Frequently asked questions
Is the RX 7600 better than the Savage 2000?
These two are closely matched — the right pick comes down to which specific strengths you value and the price you actually pay. These GPUs come from different eras (2023 vs 1999), so direct benchmark comparisons are not meaningful. The table shows their specifications side by side for historical and architectural context.
What is the main difference between the RX 7600 and the Savage 2000?
These GPUs come from different eras (2023 vs 1999), so direct benchmark comparisons are not meaningful.
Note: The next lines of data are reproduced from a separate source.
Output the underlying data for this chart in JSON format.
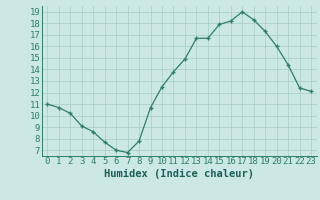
{
  "x": [
    0,
    1,
    2,
    3,
    4,
    5,
    6,
    7,
    8,
    9,
    10,
    11,
    12,
    13,
    14,
    15,
    16,
    17,
    18,
    19,
    20,
    21,
    22,
    23
  ],
  "y": [
    11,
    10.7,
    10.2,
    9.1,
    8.6,
    7.7,
    7.0,
    6.8,
    7.8,
    10.7,
    12.5,
    13.8,
    14.9,
    16.7,
    16.7,
    17.9,
    18.2,
    19.0,
    18.3,
    17.3,
    16.0,
    14.4,
    12.4,
    12.1
  ],
  "title": "",
  "xlabel": "Humidex (Indice chaleur)",
  "ylabel": "",
  "xlim": [
    -0.5,
    23.5
  ],
  "ylim": [
    6.5,
    19.5
  ],
  "yticks": [
    7,
    8,
    9,
    10,
    11,
    12,
    13,
    14,
    15,
    16,
    17,
    18,
    19
  ],
  "xticks": [
    0,
    1,
    2,
    3,
    4,
    5,
    6,
    7,
    8,
    9,
    10,
    11,
    12,
    13,
    14,
    15,
    16,
    17,
    18,
    19,
    20,
    21,
    22,
    23
  ],
  "line_color": "#2e7d6e",
  "marker": "+",
  "bg_color": "#cce8e4",
  "grid_color": "#a8ccc8",
  "tick_color": "#2e7d6e",
  "label_color": "#1a5f55",
  "xlabel_fontsize": 7.5,
  "tick_fontsize": 6.5
}
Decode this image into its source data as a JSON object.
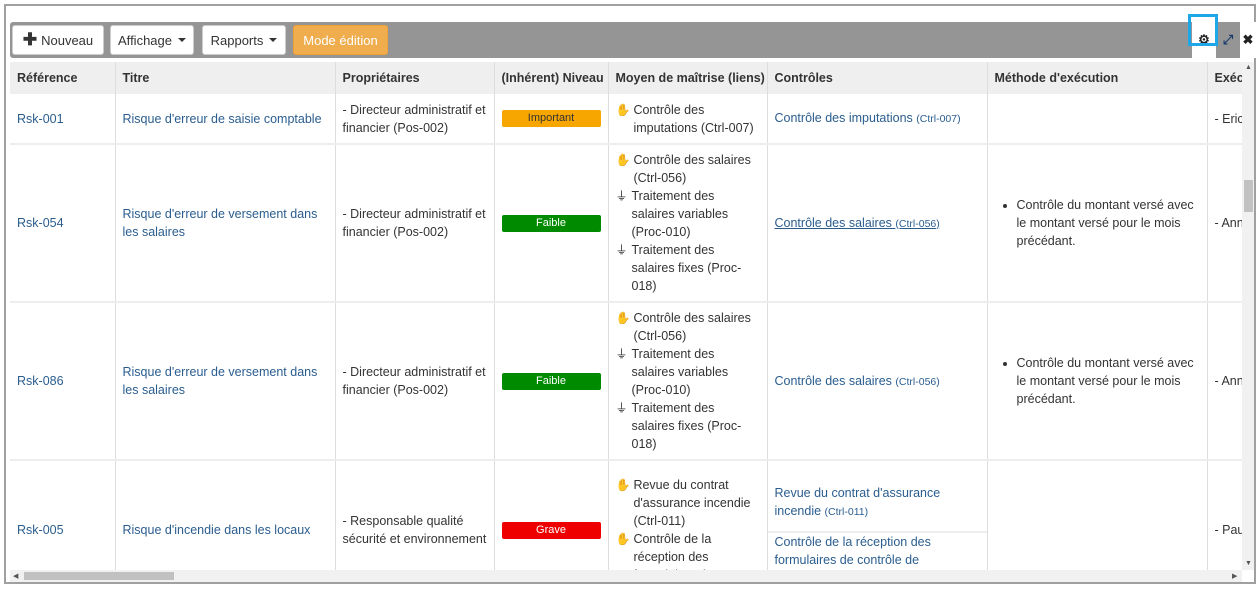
{
  "toolbar": {
    "new_label": "Nouveau",
    "display_label": "Affichage",
    "reports_label": "Rapports",
    "edit_mode_label": "Mode édition",
    "icons": [
      "plus-icon",
      "gear-icon",
      "expand-icon",
      "close-icon"
    ]
  },
  "colors": {
    "important": "#f7a600",
    "faible": "#008a00",
    "grave": "#ee0000",
    "edit_mode": "#f0ad4e",
    "highlight": "#1ea7e8"
  },
  "columns": [
    "Référence",
    "Titre",
    "Propriétaires",
    "(Inhérent) Niveau",
    "Moyen de maîtrise (liens)",
    "Contrôles",
    "Méthode d'exécution",
    "Exéc"
  ],
  "rows": [
    {
      "ref": "Rsk-001",
      "title": "Risque d'erreur de saisie comptable",
      "owner": "- Directeur administratif et financier (Pos-002)",
      "level": "Important",
      "level_color": "important",
      "means": [
        {
          "icon": "control",
          "text": "Contrôle des imputations (Ctrl-007)"
        }
      ],
      "controls": [
        {
          "name": "Contrôle des imputations",
          "id": "(Ctrl-007)",
          "underline": false
        }
      ],
      "method": "",
      "exec": "- Eric"
    },
    {
      "ref": "Rsk-054",
      "title": "Risque d'erreur de versement dans les salaires",
      "owner": "- Directeur administratif et financier (Pos-002)",
      "level": "Faible",
      "level_color": "faible",
      "means": [
        {
          "icon": "control",
          "text": "Contrôle des salaires (Ctrl-056)"
        },
        {
          "icon": "process",
          "text": "Traitement des salaires variables (Proc-010)"
        },
        {
          "icon": "process",
          "text": "Traitement des salaires fixes (Proc-018)"
        }
      ],
      "controls": [
        {
          "name": "Contrôle des salaires",
          "id": "(Ctrl-056)",
          "underline": true
        }
      ],
      "method": "Contrôle du montant versé avec le montant versé pour le mois précédant.",
      "exec": "- Ann"
    },
    {
      "ref": "Rsk-086",
      "title": "Risque d'erreur de versement dans les salaires",
      "owner": "- Directeur administratif et financier (Pos-002)",
      "level": "Faible",
      "level_color": "faible",
      "means": [
        {
          "icon": "control",
          "text": "Contrôle des salaires (Ctrl-056)"
        },
        {
          "icon": "process",
          "text": "Traitement des salaires variables (Proc-010)"
        },
        {
          "icon": "process",
          "text": "Traitement des salaires fixes (Proc-018)"
        }
      ],
      "controls": [
        {
          "name": "Contrôle des salaires",
          "id": "(Ctrl-056)",
          "underline": false
        }
      ],
      "method": "Contrôle du montant versé avec le montant versé pour le mois précédant.",
      "exec": "- Ann"
    },
    {
      "ref": "Rsk-005",
      "title": "Risque d'incendie dans les locaux",
      "owner": "- Responsable qualité sécurité et environnement",
      "level": "Grave",
      "level_color": "grave",
      "means": [
        {
          "icon": "control",
          "text": "Revue du contrat d'assurance incendie (Ctrl-011)"
        },
        {
          "icon": "control",
          "text": "Contrôle de la réception des formulaires de"
        }
      ],
      "controls": [
        {
          "name": "Revue du contrat d'assurance incendie",
          "id": "(Ctrl-011)",
          "underline": false
        },
        {
          "name": "Contrôle de la réception des formulaires de contrôle de prévention",
          "id": "",
          "underline": false
        }
      ],
      "method": "",
      "exec": "- Pau"
    }
  ]
}
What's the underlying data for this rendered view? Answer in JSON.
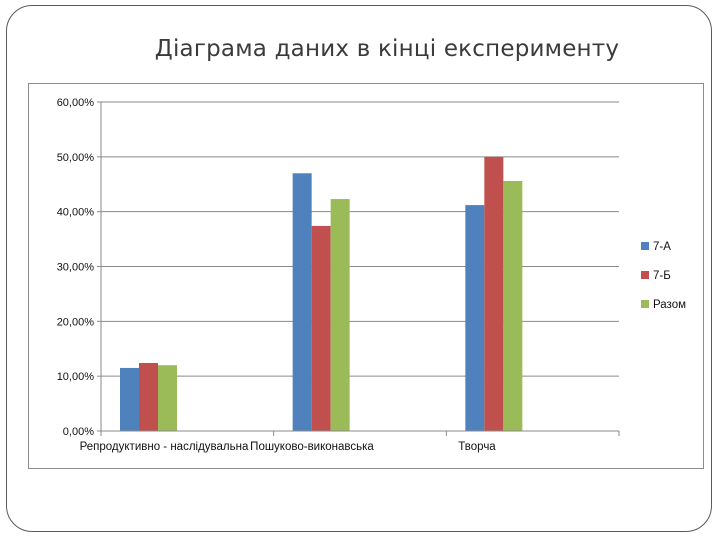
{
  "slide": {
    "title": "Діаграма даних в кінці експерименту"
  },
  "chart_data": {
    "type": "bar",
    "categories": [
      "Репродуктивно - наслідувальна",
      "Пошуково-виконавська",
      "Творча"
    ],
    "series": [
      {
        "name": "7-А",
        "color": "#4f81bd",
        "values": [
          11.5,
          47.0,
          41.2
        ]
      },
      {
        "name": "7-Б",
        "color": "#c0504d",
        "values": [
          12.4,
          37.4,
          50.0
        ]
      },
      {
        "name": "Разом",
        "color": "#9bbb59",
        "values": [
          12.0,
          42.3,
          45.6
        ]
      }
    ],
    "y_ticks": [
      "0,00%",
      "10,00%",
      "20,00%",
      "30,00%",
      "40,00%",
      "50,00%",
      "60,00%"
    ],
    "ylim": [
      0,
      60
    ],
    "grid": true,
    "legend": "right"
  }
}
The table shows their specifications side by side for historical and architectural context.
Which should I choose?
Choose the RX 7600 if you play the latest titles at high textures or do GPU-accelerated work. Choose the Savage 2000 if you want lower power draw, heat and noise.
Methodology
Graphics cards are compared on 3DMark Time Spy scores, average gaming frame rates at 1080p/1440p/4K, FP32 compute throughput, VRAM capacity and type, memory bandwidth, board power (TDP) and launch MSRP — plus AI workload throughput (Stable Diffusion iterations/s and local LLM tokens/s) where measured. Vintage and server GPUs without modern benchmark results are compared on specifications only, clearly labelled. Frame rates are averages across a game suite at high settings; specific titles vary.